Most people will point their fingers at the U.S dollar. A sudden weakening of the dollar will surely translate into a loss to dollar- denominated bonds. That's Economics 101. Some people think it's the sudden hike in the interest rate that's beating down the price of bonds. Interest on a 10 year U.S backed notes jumped from 1.7% only a month ago, to 2.2% today. That's a furious pace.
I believe that the main reason investors are now sitting on a 9% loss is that they simply paid too much for Apple Inc. (NASDAQ:AAPL)'s bonds, and the market is correcting that mistake.

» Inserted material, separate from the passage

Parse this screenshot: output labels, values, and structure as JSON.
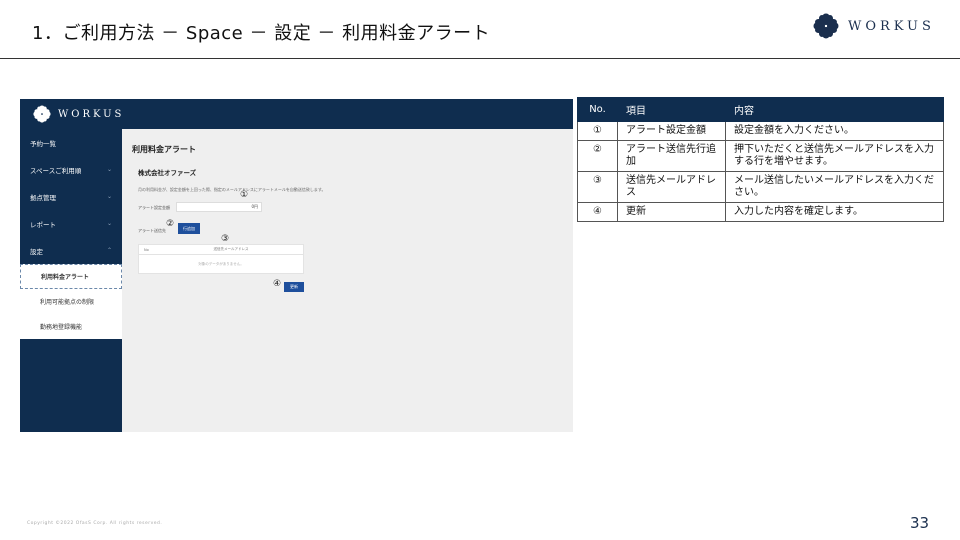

Apple had zero debt until it sold $17 billion worth of bonds six weeks ago. They all had very low yields. The bonds that fell 9% were 30-year bonds that yielded 3.85%. That's way too low for a 30-year bond. I bet investors who bought Apple's low-yielding bonds thought it was OK they weren't making much money because Apple Inc. (NASDAQ:AAPL)'s so safe, at least they wouldn't lose any money. Now they're sitting on a 9% loss. Again, there's virtually no chance Apple will fail to repay its debts. But now, bondholders might have to wait 30 years to get their 9% back. These are the same folks who've been bidding up the U.S. Treasury market. These folks have been talking down the price of gold and gold-mining stocks. Even now, they are paying much more than par for dodgy U.S. corporate bonds. At their most recent peak, only a month ago, these bond lovers were paying, on average, an all-time-record price above par ($106 last month) for junk bonds. Remember… these pieces of paper are usually priced by the creditworthiness of the company that issues the debt and the likelihood of lower interest rates in the future.
It's important to remember that Apple Inc. (NASDAQ:AAPL) didn't need all that cash. The company took it simply because it was offered to it at an incredibly cheap price. By issuing debt, Apple has joined other mega companies who benefited from this trend of bond buying. In May, Berkshire Hathaway Inc. (NYSE:BRK.A), whose cash hoard reached a record $49.1 billion in its first quarter, sold $500 million of 1.3%, five-year debt with a 57 basis-point spread and an equal portion of 4.3%, 30-year bonds with a relative yield of 135 basis points. Remember, Berkshire Hathaway Inc. (NYSE:BRK.A) doesn't need all that cash - it took it because it could.